Ending global plant tracking, Proba-V assigned new focus

Despite its small size, Proba-V maintains a continent-spanning perspective: its main Vegetation imager has a 2250-km wide swath. This enables it to cover nearly the entire vegetated surface of the globe every day. Allowing for cloud cover, the mission builds up a complete snapshot of global plant growth every 10 days. Overall, the mission has acquired more than a petabyte of environmental data during its time in orbit.

Proba-V's extremely wide view comes about because Vegetation is made up of three separate imaging telescopes, possessing 300 m spatial resolution, which rises to 100 m resolution in the central telescope – a marked improvement on the previous generation of Vegetation instruments.

“Proba-V began as a ‘gap-filler’ mission to ensure data coverage between the Vegetation instruments flown on the full-sized Spot-4 and -5 satellites and Copernicus Sentinel-3,” explains ESA Earth Observation operations manager Roberto Biasutti.

“It started with a two-year mission lifetime, which was repeatedly extended, and the satellite remains in excellent overall health. So even though its global mission is due to end this June, shortly after its seventh birthday, the plan is to let it go on working.”

Proba-V was launched into what is called a ‘Sun-synchronous’ orbit, where it keeps pace with the Sun as it circles Earth at 820 km altitude, allowing it the maximum possible observing daylight. This orbit is gradually decaying however, and the minisatellite lacks onboard thrusters to correct it. Tugged by the gravitational pull of Earth’s equatorial bulge, its observing time is gradually growing earlier in the local morning.

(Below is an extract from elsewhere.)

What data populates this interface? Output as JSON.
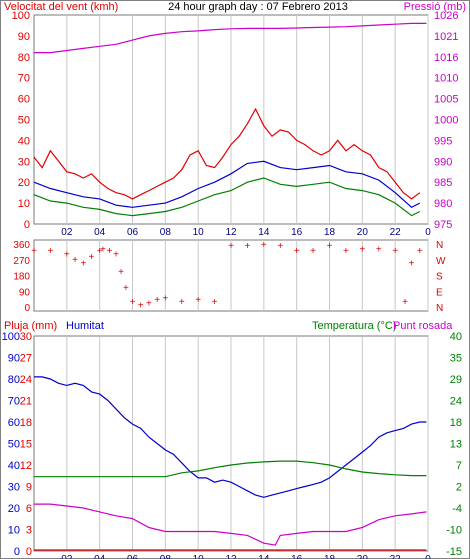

“Basically one of the cameras on Proba-V will soon be observing night-time rather than daylight, meaning it cannot go on delivering daily global coverage anymore to continue the 20 year plus Vegetation time series, so its operational global mission has to end,” comments Dennis Clarijs of VITO, the Belgian research and service centre processing and distributing Proba-V data to users.

“But this isn’t the end of the mission. Instead ESA will be applying its excellent geometric and radiometric performance to make test observations in Europe and Africa, particularly the African Sahel where its results help provide early drought warnings.

“This means the more than 1800 research teams making use of Proba-V data today still have more data to look forward to, albeit on an experimental rather than operational basis. This is good because its 100-m imagery fills a particular niche, as a midway step between Copernicus Sentinel-2 and -3, able to resolve individual field delineations in some cases. Proba-V’s 100-m imagery is also routinely used to cross-check other products, such as the Copernicus Global Land Service.”

Proba-V will also be increasing its observations of the Moon. It is not generally known, but many Earth observation satellites routinely observe our planet’s natural satellite along with Earth itself: the unchanging state of the lunar surface makes it an excellent calibration target.

In the past Proba-V made such lunar acquisitions on a monthly basis. Now the minisatellite will increase them, experimenting with changing frequencies and view angles for the benefit of future Earth-observing missions.

In addition, the plan is to launch in 2021 an additional tiny satellite carrying a single telescope version of the same Vegetation imager aboard Proba-V. This mission is being developed through ESA's General Support Technology Programme, backing advanced technologies for space testing, which also supported the development of Proba-V itself.

Roberto comments: “This companion mission is currently being developed by Belgian startup Aerospace Lab for launch next year. Based on a tiny 12-unit CubeSat  - built up from standardised 10 cm cubic units –  it will image  the same targets as Proba-V areas at the same time except from a different viewing angle, allowing the creation of combined ‘fusion’ image products.

“A major motive behind the original Proba-V mission was to see if an instrument previously hosted on a full-sized satellite could do good work from a smaller platform. With this companion satellite we will raise the bar, using an even smaller, cheaper platform.”

Another companion satellite is also being planned, to host either a thermal infrared imager or an hyperspectral instrument, both of which would offer valuable synergies with Vegetation observations, and test the feasibility of small satellite constellations entering operations in future.

Proba-V’s orbital decay will finally bring it into complete darkness in October 2021, when it will either be shut down, or placed in suspended animation, awaiting a time when its orbit brings it into daylight again.

“There is a precedent for such an arrangement,” adds Roberto, “with predecessor mission Proba-1, launched back in 2001, hosting a hyperspectral camera. Having passed through such a period of orbital darkness it is still observing to this day.”

The next in the series of Proba technology-testing missions will be Proba-3, a double satellite mission to demonstrate precision formation flying while studying the surrounding corona of the Sun, due to fly in 2022.